Private Type WordStatData
WordText As String
WordCount As Integer
End Type
Option Base 1
'Check if the word is valid
Private Function IsValidWord(SomeString As String) As Boolean
Dim Retval As Boolean
Retval = True
If Not (InStr(SomeString, " ") = 0) Then Retval = False
If Not (InStr(SomeString, ".") = 0) Then Retval = False
If Not (InStr(SomeString, ",") = 0) Then Retval = False
If Not InStr(SomeString, "0") = 0 Then Retval = False
If Not InStr(SomeString, "1") = 0 Then Retval = False
If Not InStr(SomeString, "2") = 0 Then Retval = False
If Not InStr(SomeString, "3") = 0 Then Retval = False
If Not InStr(SomeString, "4") = 0 Then Retval = False
If Not InStr(SomeString, "5") = 0 Then Retval = False
If Not InStr(SomeString, "6") = 0 Then Retval = False
If Not InStr(SomeString, "7") = 0 Then Retval = False
If Not InStr(SomeString, "8") = 0 Then Retval = False
If Not InStr(SomeString, "9") = 0 Then Retval = False
IsValidWord = Retval
End Function
Private Sub CommandButton1_Click()
SpanishLCID = 3082 'The source text is in Spanish
ListBox1.Clear
Dim WordsTotal As Long
WordsTotal = ActiveDocument.Words.Count
TextBox1.Text = Str(WordsTotal)
Dim Wordfound As Boolean
Dim NewWord As String
Dim MyData() As WordStatData
ReDim Preserve MyData(1)
NewWord = ""
For i = 1 To WordsTotal
NewWord = Trim(StrConv(Trim(ActiveDocument.Words(i)), vbLowerCase, SpanishLCID))

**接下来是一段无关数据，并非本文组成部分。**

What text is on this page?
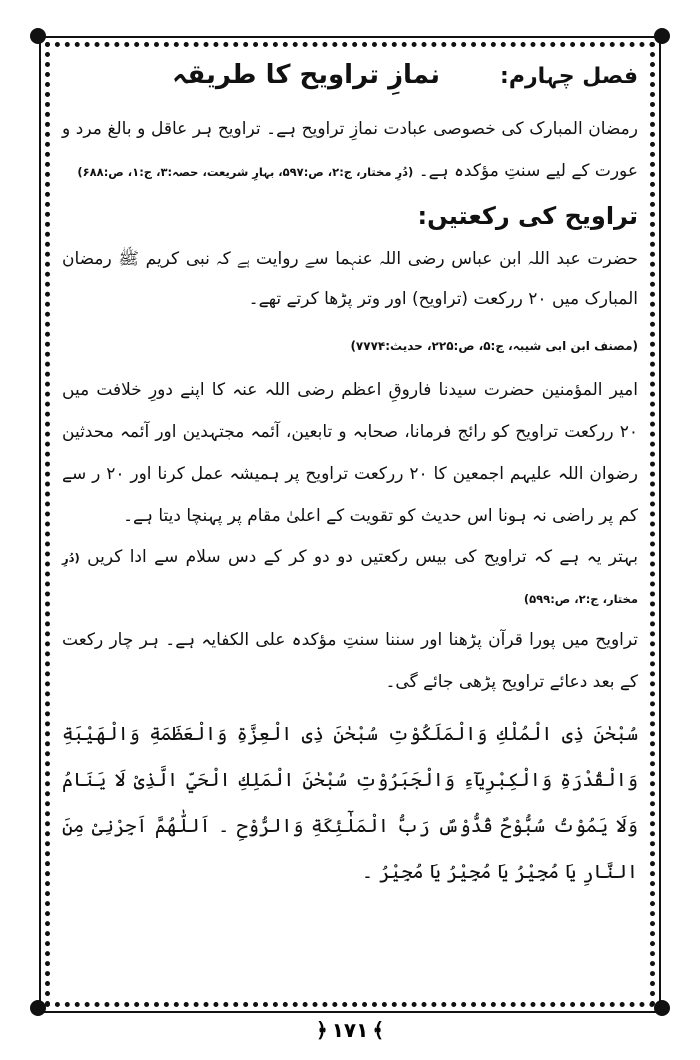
فصل چہارم:
نمازِ تراویح کا طریقہ

رمضان المبارک کی خصوصی عبادت نمازِ تراویح ہے۔ تراویح ہر عاقل و بالغ مرد و عورت کے لیے سنتِ مؤکدہ ہے۔ (دُرِ مختار، ج:۲، ص:۵۹۷، بہارِ شریعت، حصہ:۳، ج:۱، ص:۶۸۸)

تراویح کی رکعتیں:

حضرت عبد اللہ ابن عباس رضی اللہ عنہما سے روایت ہے کہ نبی کریم ﷺ رمضان المبارک میں ۲۰ ررکعت (تراویح) اور وتر پڑھا کرتے تھے۔

(مصنف ابن ابی شیبہ، ج:۵، ص:۲۲۵، حدیث:۷۷۷۴)

امیر المؤمنین حضرت سیدنا فاروقِ اعظم رضی اللہ عنہ کا اپنے دورِ خلافت میں ۲۰ ررکعت تراویح کو رائج فرمانا، صحابہ و تابعین، آئمہ مجتہدین اور آئمہ محدثین رضوان اللہ علیہم اجمعین کا ۲۰ ررکعت تراویح پر ہمیشہ عمل کرنا اور ۲۰ ر سے کم پر راضی نہ ہونا اس حدیث کو تقویت کے اعلیٰ مقام پر پہنچا دیتا ہے۔

بہتر یہ ہے کہ تراویح کی بیس رکعتیں دو دو کر کے دس سلام سے ادا کریں (دُرِ مختار، ج:۲، ص:۵۹۹)

تراویح میں پورا قرآن پڑھنا اور سننا سنتِ مؤکدہ علی الکفایہ ہے۔ ہر چار رکعت کے بعد دعائے تراویح پڑھی جائے گی۔

سُبْحٰنَ ذِی الْمُلْكِ وَالْمَلَكُوْتِ سُبْحٰنَ ذِی الْعِزَّةِ وَالْعَظَمَةِ وَالْهَيْبَةِ وَالْقُدْرَةِ وَالْكِبْرِيَآءِ وَالْجَبَرُوْتِ سُبْحٰنَ الْمَلِكِ الْحَيِّ الَّذِیْ لَا يَنَامُ وَلَا يَمُوْتُ سُبُّوْحٌ قُدُّوْسٌ رَبُّ الْمَلٰٓئِكَةِ وَالرُّوْحِ ۔ اَللّٰهُمَّ اَجِرْنِیْ مِنَ النَّارِ يَا مُجِيْرُ يَا مُجِيْرُ يَا مُجِيْرُ ۔

﴿ ۱۷۱ ﴾
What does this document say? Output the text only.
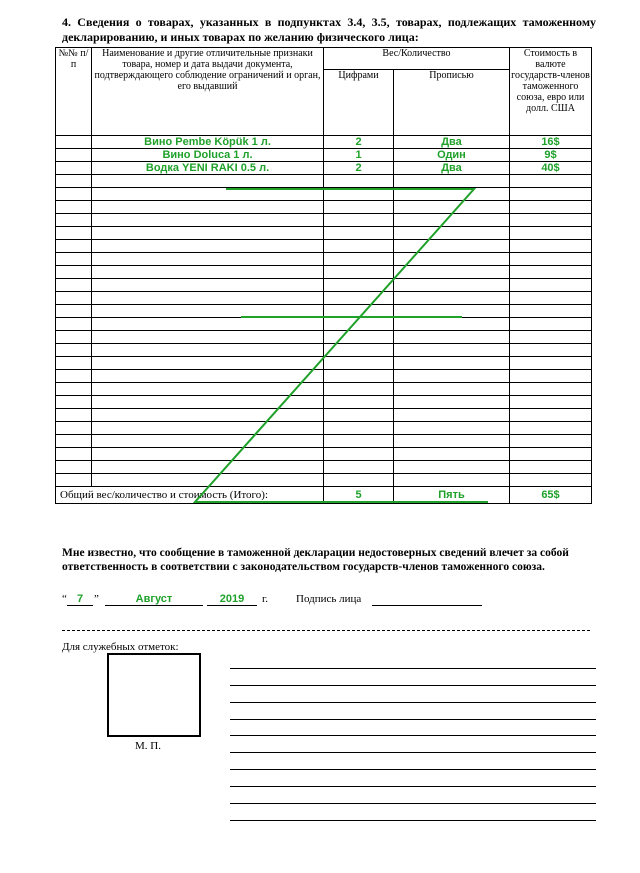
4. Сведения о товарах, указанных в подпунктах 3.4, 3.5, товарах, подлежащих таможенному декларированию, и иных товарах по желанию физического лица:

№№ п/п	Наименование и другие отличительные признаки товара, номер и дата выдачи документа, подтверждающего соблюдение ограничений и орган, его выдавший	Вес/Количество		Стоимость в валюте государств-членов таможенного союза, евро или долл. США
		Цифрами	Прописью	
	Вино Pembe Köpük 1 л.	2	Два	16$
	Вино Doluca 1 л.	1	Один	9$
	Водка YENI RAKI 0.5 л.	2	Два	40$

Общий вес/количество и стоимость (Итого):		5	Пять	65$

Мне известно, что сообщение в таможенной декларации недостоверных сведений влечет за собой ответственность в соответствии с законодательством государств-членов таможенного союза.

“ 7 ”	Август	2019	г.	Подпись лица
Для служебных отметок:
М. П.
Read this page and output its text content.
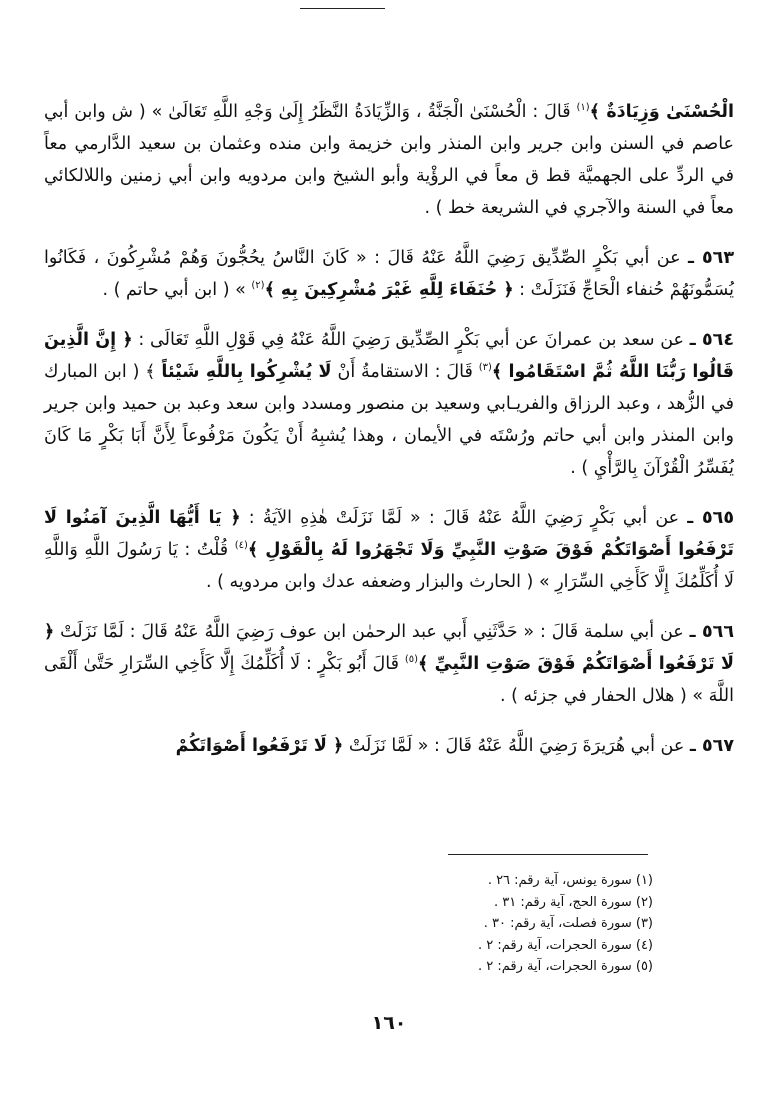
الْحُسْنَىٰ وَزِيَادَةٌ ﴾$^{(١)}$ قَالَ : الْحُسْنَىٰ الْجَنَّةُ ، وَالزِّيَادَةُ النَّظَرُ إِلَىٰ وَجْهِ اللَّهِ تَعَالَىٰ » ( ش وابن أبي عاصم في السنن وابن جرير وابن المنذر وابن خزيمة وابن منده وعثمان بن سعيد الدَّارمي معاً في الردِّ على الجهميَّة قط ق معاً في الرؤْية وأبو الشيخ وابن مردويه وابن أبي زمنين واللالكائي معاً في السنة والآجري في الشريعة خط ) .

٥٦٣ ـ عن أبي بَكْرٍ الصِّدِّيق رَضِيَ اللَّهُ عَنْهُ قَالَ : « كَانَ النَّاسُ يحُجُّونَ وَهُمْ مُشْرِكُونَ ، فَكَانُوا يُسَمُّونَهُمْ حُنفاء الْحَاجِّ فَنَزَلَتْ : ﴿ حُنَفَاءَ لِلَّهِ غَيْرَ مُشْرِكِينَ بِهِ ﴾$^{(٢)}$ » ( ابن أبي حاتم ) .

٥٦٤ ـ عن سعد بن عمرانَ عن أبي بَكْرٍ الصِّدِّيق رَضِيَ اللَّهُ عَنْهُ فِي قَوْلِ اللَّهِ تَعَالَى : ﴿ إِنَّ الَّذِينَ قَالُوا رَبُّنَا اللَّهُ ثُمَّ اسْتَقَامُوا ﴾$^{(٣)}$ قَالَ : الاستقامةُ أَنْ لَا يُشْرِكُوا بِاللَّهِ شَيْئاً ﴾ ( ابن المبارك في الزُّهد ، وعبد الرزاق والفريـابي وسعيد بن منصور ومسدد وابن سعد وعبد بن حميد وابن جرير وابن المنذر وابن أبي حاتم ورُسْتَه في الأيمان ، وهذا يُشبِهُ أَنْ يَكُونَ مَرْفُوعاً لِأَنَّ أَبَا بَكْرٍ مَا كَانَ يُفَسِّرُ الْقُرْآنَ بِالرَّأْيِ ) .

٥٦٥ ـ عن أبي بَكْرٍ رَضِيَ اللَّهُ عَنْهُ قَالَ : « لَمَّا نَزَلَتْ هٰذِهِ الآيَةُ : ﴿ يَا أَيُّهَا الَّذِينَ آمَنُوا لَا تَرْفَعُوا أَصْوَاتَكُمْ فَوْقَ صَوْتِ النَّبِيِّ وَلَا تَجْهَرُوا لَهُ بِالْقَوْلِ ﴾$^{(٤)}$ قُلْتُ : يَا رَسُولَ اللَّهِ وَاللَّهِ لَا أُكَلِّمُكَ إِلَّا كَأَخِي السِّرَارِ » ( الحارث والبزار وضعفه عدك وابن مردويه ) .

٥٦٦ ـ عن أبي سلمة قَالَ : « حَدَّثَنِي أَبي عبد الرحمٰن ابن عوف رَضِيَ اللَّهُ عَنْهُ قَالَ : لَمَّا نَزَلَتْ ﴿ لَا تَرْفَعُوا أَصْوَاتَكُمْ فَوْقَ صَوْتِ النَّبِيِّ ﴾$^{(٥)}$ قَالَ أَبُو بَكْرٍ : لَا أُكَلِّمُكَ إِلَّا كَأَخِي السِّرَارِ حَتَّىٰ أَلْقَى اللَّهَ » ( هلال الحفار في جزئه ) .

٥٦٧ ـ عن أبي هُرَيرَةَ رَضِيَ اللَّهُ عَنْهُ قَالَ : « لَمَّا نَزَلَتْ ﴿ لَا تَرْفَعُوا أَصْوَاتَكُمْ

(١) سورة يونس، آية رقم: ٢٦ .
(٢) سورة الحج، آية رقم: ٣١ .
(٣) سورة فصلت، آية رقم: ٣٠ .
(٤) سورة الحجرات، آية رقم: ٢ .
(٥) سورة الحجرات، آية رقم: ٢ .
١٦٠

'Check if the word is in the list
If IsValidWord(NewWord) Then
Wordfound = False
For j = 1 To UBound(MyData)
If StrComp(MyData(j).WordText, NewWord) = 0 Then
Wordfound = True: Exit For
End If
Next j
If Wordfound Then
MyData(j).WordCount = MyData(j).WordCount + 1
Else
ReDim Preserve MyData(UBound(MyData) + 1)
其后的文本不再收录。